De plus, les mineurs, puisqu’ils sont peuvent s’arrêter à tout moment, n’utiliseront jamais d’électricité aux heures où elle est la plus chère – lorsque le coût de l’électricité pour miner un bitcoin est supérieur à un bitcoin – et ne contribueront donc jamais aux pics de demande au sein d’un réseau. Ces pics de demande sont en grande partie responsables des besoins en infrastructures et des coûts élevés de l’énergie. Alors que les mineurs peuvent augmenter les seuils de prix (mais pas trop, sinon ils seront en concurrence !), ils ne feront certainement pas augmenter les plafonds de prix.
Une autre conclusion du point de vue environnemental est bien plus dramatique : l’énergie la moins chère au monde est celle que personne, pour le moment, ne veut. Cela signifie que c’est une énergie qui est bloquée quelque part ou qui est produite au mauvais moment. Cette électricité presque gratuite et excédentaire est principalement le résultat d’une production qui ne peut pas s’adapter aux fluctuations de la demande (nucléaire, hydroélectricité, éolien ou solaire).
Pour une centrale à gaz, si la demande baisse, on réduit simplement la quantité de gaz utilisée. Mais lorsque la demande baisse pendant une partie de la journée, ou lorsque l’industrie lourde quitte une région, ces sources d’énergie non fossiles ne peuvent pas réduire leur production, et en conséquence, les prix baissent. Avec des projets ambitieux de centrales électriques basées sur des énergies renouvelables, de telles poches d’énergie excédentaire ne cesseront de croître dans les décennies à venir.
Ainsi, Bitcoin qui exploite l’énergie produite en excès par les énergies renouvelables, à un moment inopportun, ou par des centrales nucléaires ou hydroélectriques sur des marchés locaux, améliore l’économie de ces centres de productions d’électricité.
Lire l’article : La société de minage Gridless améliore l’économie des villages africains
Une analogie peut aider ici. Supposons qu’un client de boulangerie accepte à l’avance d’acheter une certaine quantité de pâtisseries chaque jour, sauf les jours très fréquentés, où il annulerait sa commande quotidienne. Supposons que le client accepte également d’acheter toutes les pâtisseries invendues à la fin de chaque journée. C’est comme ça que fonctionne le minage de Bitcoin.
Tout comme le client idéal de la boulangerie qui est un acheteur régulier, mais aussi respectueux des autres acheteurs, les mineurs acceptent d’acheter une certaine quantité d’énergie à l’avance, de manière prévisible, à un prix bas, mais éteignent leurs machines pour laisser place à d’autres acheteurs qui peuvent payer des prix plus élevées pendant les pics de demande.

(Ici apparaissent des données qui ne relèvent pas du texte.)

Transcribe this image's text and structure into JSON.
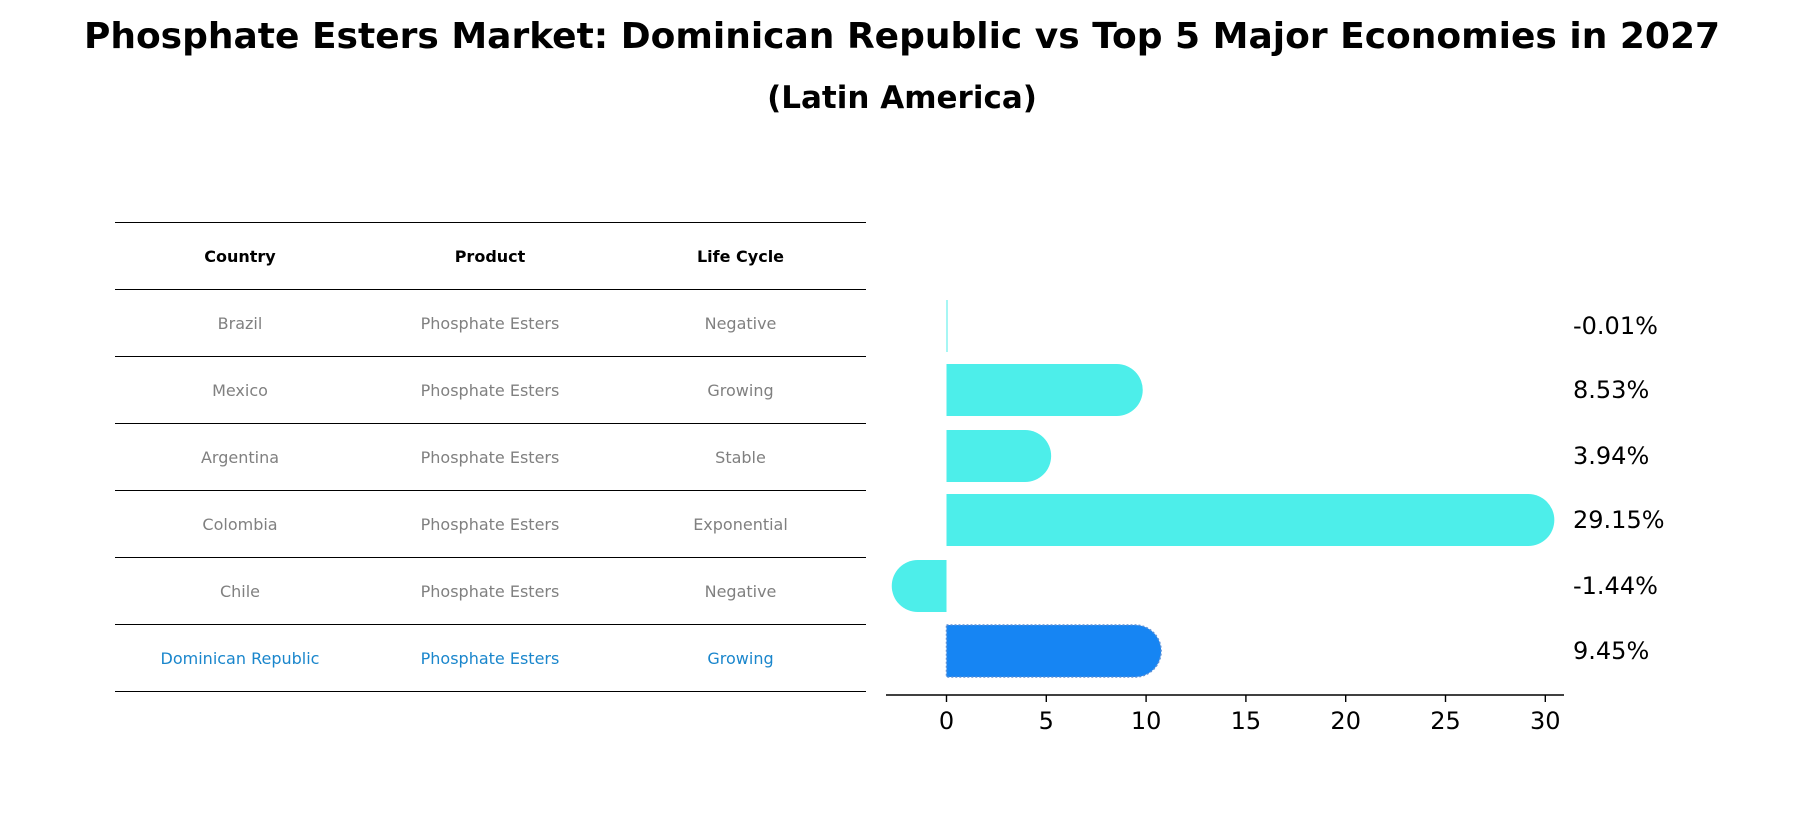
{
  "title": "Phosphate Esters Market: Dominican Republic vs Top 5 Major Economies in 2027",
  "subtitle": "(Latin America)",
  "table": {
    "headers": [
      "Country",
      "Product",
      "Life Cycle"
    ],
    "rows": [
      {
        "country": "Brazil",
        "product": "Phosphate Esters",
        "life_cycle": "Negative"
      },
      {
        "country": "Mexico",
        "product": "Phosphate Esters",
        "life_cycle": "Growing"
      },
      {
        "country": "Argentina",
        "product": "Phosphate Esters",
        "life_cycle": "Stable"
      },
      {
        "country": "Colombia",
        "product": "Phosphate Esters",
        "life_cycle": "Exponential"
      },
      {
        "country": "Chile",
        "product": "Phosphate Esters",
        "life_cycle": "Negative"
      },
      {
        "country": "Dominican Republic",
        "product": "Phosphate Esters",
        "life_cycle": "Growing"
      }
    ]
  },
  "chart_data": {
    "type": "bar",
    "orientation": "horizontal",
    "categories": [
      "Brazil",
      "Mexico",
      "Argentina",
      "Colombia",
      "Chile",
      "Dominican Republic"
    ],
    "values": [
      -0.01,
      8.53,
      3.94,
      29.15,
      -1.44,
      9.45
    ],
    "value_labels": [
      "-0.01%",
      "8.53%",
      "3.94%",
      "29.15%",
      "-1.44%",
      "9.45%"
    ],
    "highlight_index": 5,
    "colors": {
      "default": "#4deeea",
      "highlight": "#1685f3",
      "text": "#000000"
    },
    "xlim": [
      -3,
      30.5
    ],
    "xticks": [
      0,
      5,
      10,
      15,
      20,
      25,
      30
    ],
    "title": "",
    "xlabel": "",
    "ylabel": ""
  }
}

Et tout comme l’acheteur de la boulangerie attend des produits de boulangerie invendus à la fin de la journée, les mineurs de Bitcoin avec des machines plus anciennes et moins efficaces attendent la seule énergie avec laquelle ils sont rentables : celle qui est gratuite.
Dans les deux cas, le vendeur – de pâtisseries ou d’énergie – est capable de répondre aux demandes de son client, tout en bénéficiant de revenus plus stables grâce à ce client très spécial et flexible.
Une autre conséquence de la consommation avare en énergie de Bitcoin est qu’il est bien adapté pour optimiser les énergies gaspillées. Le méthane brûlé ne rapporte absolument rien, mais peut être utilisé pour produire de l’électricité et miner du Bitcoin. Il en découle que les mineurs de Bitcoin chercheront du méthane brûlé, que ce soit dans les décharges, les stations d’épuration des eaux usées, les fermes ou dans les sociétés pétrolières, et en profiteront pour atténuer ce que les Nations Unions considèrent comme « le levier le plus puissant dont nous disposons pour ralentir le changement climatique au cours des 25 prochaines années ».
Enfin, toute l’énergie qui entre dans un ASIC sous forme d’électricité en ressort sous forme de chaleur. Les mineurs qui trouvent un moyen de vendre cette chaleur auront un avantage concurrentiel sur ceux qui ne le font pas. Cela se produit déjà dans diverses situations – spas, distilleries, chauffage urbain – là où cela a du sens. Et nous pouvons en déduire que cela continuera si c’est une activité rentable.
Pour finir, le minage de bitcoin est un marché presque parfait avec des marges tendant vers zéro, dont l’apport le plus important est l’énergie. Étant donné que le minage de bitcoin n’est pas lié à un endroit géographique fixe, il se déplacera là où l’électricité est la moins chère. Autrement dit, là où il y a peu de concurrence pour une une énergie qui serait gaspillée, qui représente le sous-produit inévitable de notre production énergétique actuelle.
La consommation de ce qui serait autrement de l’énergie gaspillée se veut alors être bénéfique et non néfaste pour l’économie de l’énergie ans son ensemble, étant donné qu’elle améliore l’économie de la production d’électricité non distribuée. Cela incite également à la réduction des émissions de méthane et incite à l’électrification des usages fossiles.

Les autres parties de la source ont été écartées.